Cuando el crepúsculo se había agotado y las sombras llegaban, se sentaron en el quicio a tomarse un café y a conversar, compartían sus temores, mientras Elena disfrutaba ensimismada.

—Desde que mataron a mis dos hijos Nilton quedó muy afectado; a él le gustaba mucho estudiar y siempre estaba leyendo algún libro que traía del instituto, pero dejó el colegio y no me volvió a ayudar como lo hacía antes. Esto está abandonado y él que ha sido reconcentrado, ahora lo está más; solo piensa en que se castigue a los asesinos. También nos han robado mucho y tuvimos que vender casi todo el ganado, poca cosa, no crea que era un hato, pero de eso vivíamos… ahora no sé qué vamos a hacer, yo sola apenas alcanzo a ordeñar y a ocuparme un poco del sembrado. ¿Usted conoce el trabajo del campo?

—Sí, tuve una tierra y la cultivaba. Aprendí de ganado y de cerdos, pero eso se acabó hace tiempo allá en el Valle del Cauca. Ahora vivo de un lado para otro buscando a mis hijos. Ellos salieron a trabajar un día y no volvieron nunca. Me gustaría regresar a Trujillo, mi pueblo. Pero antes de pensar en eso tengo que buscar trabajo aquí para recoger plata y poder continuar el viaje.

La señora Ana se dio la bendición y le ofreció un tabaco.

—No está tan fácil –dijo– no hay trabajo por acá, mucha gente se fue y casi todas las fincas están como ésta. A duras penas se sostienen y las grandes traen sus propios trabajadores del interior, pero aquí nadie confía en nadie y contratar personas forasteras es para problemas, nunca se sabe. –No preguntó más sobre lo ocurrido a sus hijos, quería evitar el dolor y el miedo y espantar la pregunta que empezaba a surgir: entonces, ¿quién es Elena?

Elena, que permanecía muy cerca de Noemi, esperaba con ansiedad a que entraran a la casa; desde que había huido de El Salado la noche le producía miedo, sobre todo cuando no se escuchaban ni las chicharras ni los perros. Permanecieron unos minutos más y luego se fueron a dormir.

Noemi despertó al amanecer, al ritmo del campo les dio la comida a las gallinas, ordeñó la vaca, puso a hacer el café y preparó unas empanadas de huevo. Cuando la señora Ana se levantó, se sorprendió al comprobar que ya todo estaba listo y los llamó a la mesa. Nilton, se sentía un poco mejor, pero permaneció en su cuarto, y Elena le llevó el desayuno a la cama. Parecía que todos habían vivido juntos desde siempre y la señora Ana borraba sus dudas y volvió a confirmar su intuición acerca de que Noemi era una persona de confianza, una buena persona. Al terminar de comer, Elena, animada, se puso a lavar los platos y dijo:

—¿Puedo darles la comida a los animales esta tarde antes de irnos? Tenemos suficiente tiempo.

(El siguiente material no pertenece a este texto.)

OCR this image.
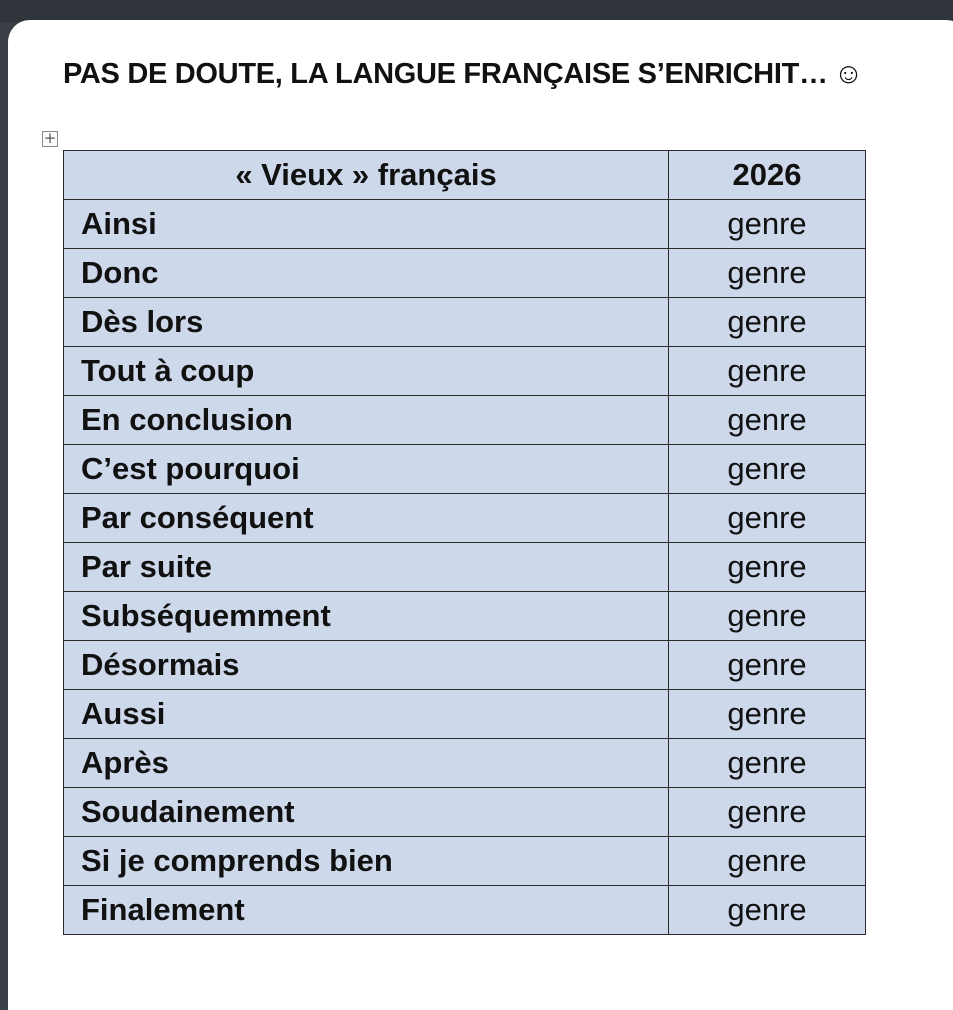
PAS DE DOUTE, LA LANGUE FRANÇAISE S’ENRICHIT… ☺
+
« Vieux » français	2026
Ainsi	genre
Donc	genre
Dès lors	genre
Tout à coup	genre
En conclusion	genre
C’est pourquoi	genre
Par conséquent	genre
Par suite	genre
Subséquemment	genre
Désormais	genre
Aussi	genre
Après	genre
Soudainement	genre
Si je comprends bien	genre
Finalement	genre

—Hablé con Nilton, la interrumpió la señora Ana. Pensamos que ustedes, si no tienen a dónde ir, pueden quedarse; me ayudarían mucho aquí. Ya casi va a parir la vaca y si vendemos la cría podremos comprar semilla de maíz y recuperar el sembrado. Quizá podamos hasta recuperar el rancho.

El ofrecimiento de la señora Ana sorprendió de nuevo a Noemi, para quien la invitación de la tarde anterior había significado un acto de confianza, que había despertado en ella el reconocimiento de la suspicacia con la que se movía en el mundo. En ningún momento se sintió extraña y luego, durante la caminada que hicieron por el monte y con la conversación anodina que tuvieron, sintió simpatía por aquella señora ya mayor que le despertaba algo parecido a la ternura. No sabía bien cómo nombrarlo, pero era como sentir un alma gemela, diferente a aquella de Altagracia y Carlota, movidas por su misma búsqueda y sus mismos dolores. Lo que sentía frente a la señora Ana era, además, algo más espontáneo y natural, lo había percibido desde el momento en el que la vio llegar al hospital y luego, con la mirada ensombrecida, mover con nerviosismo su vieja monedera de cuero. Gestos sin palabras, sin pretensiones, que la conmovieron y la condujeron finalmente a esa casa. Y ahora, la señora Ana le estaba proponiendo un tiempo de tranquilidad en el campo, acaso la posibilidad de volver a vivir algo de lo que había sido su vida en Trujillo. Conmovida, y dejándose guiar por sus sensaciones, aceptó.

—Se lo agradezco tanto. Podemos intentarlo –respondió Noemi con cierta timidez y sorprendida por su decisión y por la manera como sus defensas se habían rendido ante los sentimientos que Ana le suscitaba. Contenta, sabía que permanecer un tiempo allí le daría algo de estabilidad y ayudaría a Elena a salir del vértigo de la huida y a enfrentarse al dolor que llevaba:

—Me alegra mucho que se queden –dijo la señora Ana–, comencemos hoy mismo, tenemos mucho por hacer.

—Por dónde arrancamos –preguntó Noemi, contenta por volver a las labores que tanto le gustaban y ocupar su mente en otros asuntos–. Arreglemos el gallinero que está muy arruinado, según lo vi ayer.

Y Elena, arrebatada por el entusiasmo, repetía:

—Hagamos una lista, hagamos una lista. Yo puedo alimentar a las gallinas y a las vacas y ayudar en los oficios de la casa.

La señora Ana las llevó a donde se encontraban unos hierros oxidados.

—Por ahora nos pueden servir –dijo Noemi mientras empezaba a limpiar un machete– pero cuando haya algo de dinero tenemos que comprar herramienta nueva.

La apariencia del monte cambió notablemente después de varias semanas de trabajo. La jornada comenzaba muy temprano. Noemi les daba de comer a las vacas, preparaba el desayuno, servía bollos de maíz y arroz, hervía plátano verde y yuca y casi siempre tenían empanadas de huevo y suero. Luego, Elena se encargaba de las gallinas y de la huerta, y la señora Ana arreglaba la casa, mientras Noemi desbrozaba el terreno para el sembrado. En la tarde, cuando el sol iniciaba su declive, se le sumaba la señora Ana, conversaban de diferentes asuntos y poco a poco se hicieron amigas. Compartían las preocupaciones por la siembra, los asuntos de la vida cotidiana y algunas veces, profundizaban en sus historias y en sus miedos.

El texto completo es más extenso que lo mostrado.